Martin, cuyo carisma desbordante alcanza su máxima potencia encima de un escenario, interpretó anoche todos los temas del disco, además de varias covers, de su primera canción, Rompeolas, y de El destello, el tema que sacó junto a su pareja Juanjo Bona, quien anoche asistió entre el público como un fan más y con quien protagonizó una preciosa historia en OT que sirvió con toda naturalidad de referente LGTBI para el público joven que sigue el programa. En sus canciones, el artista vasco incluye constantes referencias a la naturaleza y al mar. Se diría que el setlist de su gira busca que los temas y los ritmos fluyan a lo largo del concierto como la marea, con subidas y bajadas, alternando canciones que animan a ponerse a bailar con otras más contemplativas y calmadas.
De Nuevos recuerdos a Déjalo ir, sonaron los diez temas de su primer disco. En Jérémie, que parte de una anécdota personal sobre un enamoramiento no correspondiendo con un chico, canta en francés. Quizá por eso sea una de mis preferidas del disco. También me gustan especialmente La insolación, la más onírica y singular del disco, la que cita expresamente a la novela en la que se inspira; 1.000 estorninos, una preciosa canción de amor dedicada a su novio; Piscina vacía, que habla de cómo cambian las amistades con el paso de los años, y Nadadora, la exquisita versión del tema de Family que ha incluido en su disco.
Entre sus temas propios, Martin incluyó covers de Cruz de navajas, esa canción mítica de Mecano, y Everybody’s changing, de Keane, que tan bien encaja con el tono de este disco.
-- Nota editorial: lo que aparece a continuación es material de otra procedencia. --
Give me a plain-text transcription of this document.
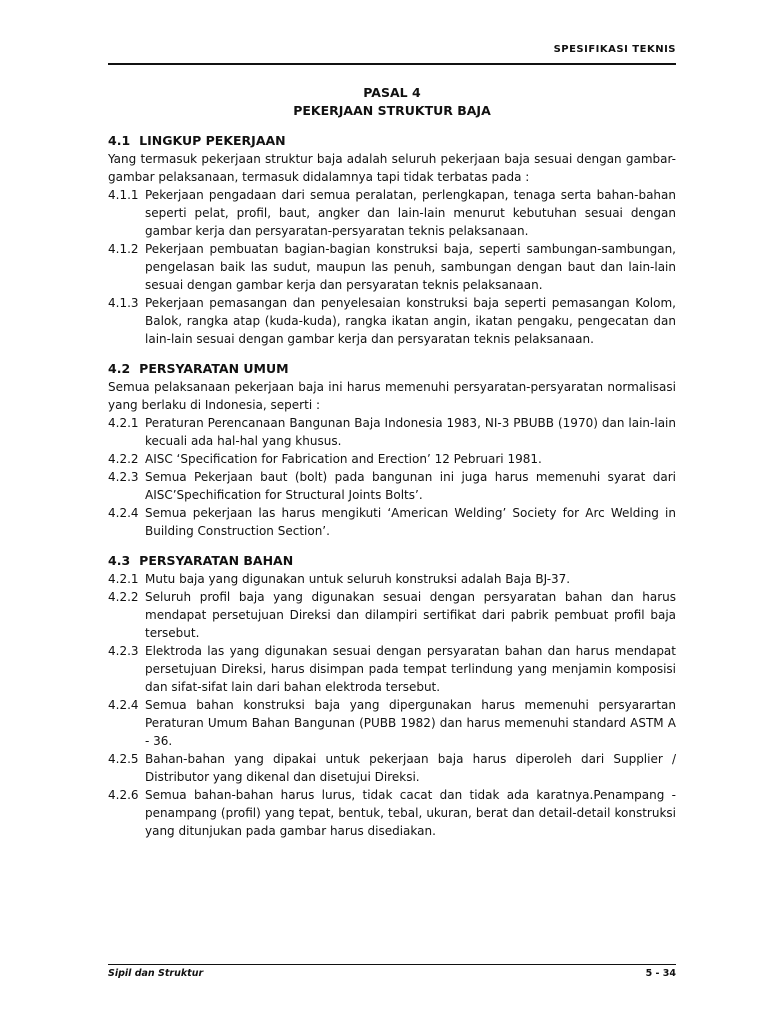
SPESIFIKASI TEKNIS
PASAL 4
PEKERJAAN STRUKTUR BAJA
4.1 LINGKUP PEKERJAAN
Yang termasuk pekerjaan struktur baja adalah seluruh pekerjaan baja sesuai dengan gambar-gambar pelaksanaan, termasuk didalamnya tapi tidak terbatas pada :
4.1.1 Pekerjaan pengadaan dari semua peralatan, perlengkapan, tenaga serta bahan-bahan seperti pelat, profil, baut, angker dan lain-lain menurut kebutuhan sesuai dengan gambar kerja dan persyaratan-persyaratan teknis pelaksanaan.
4.1.2 Pekerjaan pembuatan bagian-bagian konstruksi baja, seperti sambungan-sambungan, pengelasan baik las sudut, maupun las penuh, sambungan dengan baut dan lain-lain sesuai dengan gambar kerja dan persyaratan teknis pelaksanaan.
4.1.3 Pekerjaan pemasangan dan penyelesaian konstruksi baja seperti pemasangan Kolom, Balok, rangka atap (kuda-kuda), rangka ikatan angin, ikatan pengaku, pengecatan dan lain-lain sesuai dengan gambar kerja dan persyaratan teknis pelaksanaan.
4.2 PERSYARATAN UMUM
Semua pelaksanaan pekerjaan baja ini harus memenuhi persyaratan-persyaratan normalisasi yang berlaku di Indonesia, seperti :
4.2.1 Peraturan Perencanaan Bangunan Baja Indonesia 1983, NI-3 PBUBB (1970) dan lain-lain kecuali ada hal-hal yang khusus.
4.2.2 AISC ‘Specification for Fabrication and Erection’ 12 Pebruari 1981.
4.2.3 Semua Pekerjaan baut (bolt) pada bangunan ini juga harus memenuhi syarat dari AISC’Spechification for Structural Joints Bolts’.
4.2.4 Semua pekerjaan las harus mengikuti ‘American Welding’ Society for Arc Welding in Building Construction Section’.
4.3 PERSYARATAN BAHAN
4.2.1 Mutu baja yang digunakan untuk seluruh konstruksi adalah Baja BJ-37.
4.2.2 Seluruh profil baja yang digunakan sesuai dengan persyaratan bahan dan harus mendapat persetujuan Direksi dan dilampiri sertifikat dari pabrik pembuat profil baja tersebut.
4.2.3 Elektroda las yang digunakan sesuai dengan persyaratan bahan dan harus mendapat persetujuan Direksi, harus disimpan pada tempat terlindung yang menjamin komposisi dan sifat-sifat lain dari bahan elektroda tersebut.
4.2.4 Semua bahan konstruksi baja yang dipergunakan harus memenuhi persyarartan Peraturan Umum Bahan Bangunan (PUBB 1982) dan harus memenuhi standard ASTM A - 36.
4.2.5 Bahan-bahan yang dipakai untuk pekerjaan baja harus diperoleh dari Supplier / Distributor yang dikenal dan disetujui Direksi.
4.2.6 Semua bahan-bahan harus lurus, tidak cacat dan tidak ada karatnya.Penampang - penampang (profil) yang tepat, bentuk, tebal, ukuran, berat dan detail-detail konstruksi yang ditunjukan pada gambar harus disediakan.
Sipil dan Struktur	5 - 34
Las letras de las canciones de Martin transpiran verdad en cada verso. Se nota que están inspiradas en su propia vida. Y, entre tantas referencias a lo cotidiano, hay algunos versos bellísimos, cargados de lirismo como cuando en Otro verano canta eso de “la mirada de un chico en la playa/ Se me queda grabada en la cabeza /Y no sé si es pregunta o respuesta”, o cuando en Estoy listo proclama “me acerqué a las últimas tendencias / Y me alejé de ellas otra vez / Como siempre suelo hacer”. Tras esa canción el público entregado, que había jugado balones de playa al sonar Nadadora, lanzó flores al escenario. En los bises, que parte de los espectadores pidió en euskera (beste bat), lo que me hizo recordar muy buenos recuerdos de conciertos pasados en Euskadi, sonaron Rompeolas (“soy como una ola, no sé cuándo pero voy a romperme”) y esa encantadora y muy marchosa Déjalo ir, en la que deja claro que a él no le sirve eso de dejar ir los recuerdos del pasado.
En Nuevos recuerdos, la canción que mencionaba al comienzo de la crónica, Martin ensalza el valor de aferrarse a los recuerdos como amuletos, pero también llama a volver a empezar de cero, porque olvidarse de algo también podría ser hermoso. “Será como ensanchar el mundo y hacer sitio al futuro”, canta. Y pienso que eso justo, hacer sitio al futuro, abrirse camino con su talento arrollador, es lo que hace Martin Urrutia desde que se dio a conocer en aquella edición de Operación Triunfo de 2023, donde dejó claro desde el principio que tenía algo especial. Su talento, su cabeza bien amueblada, su carisma, su voz y su sensibilidad le han llevado en este tiempo al rodaje de una película y una serie y a publicar su primer disco, que ahora saca de gira en una más que solvente puesta en escena. A sus 21 años Martin tiene muchos nuevos recuerdos que construir y regalarnos. El de anoche, de momento, ya digo, no lo dejaremos ir de ninguna manera.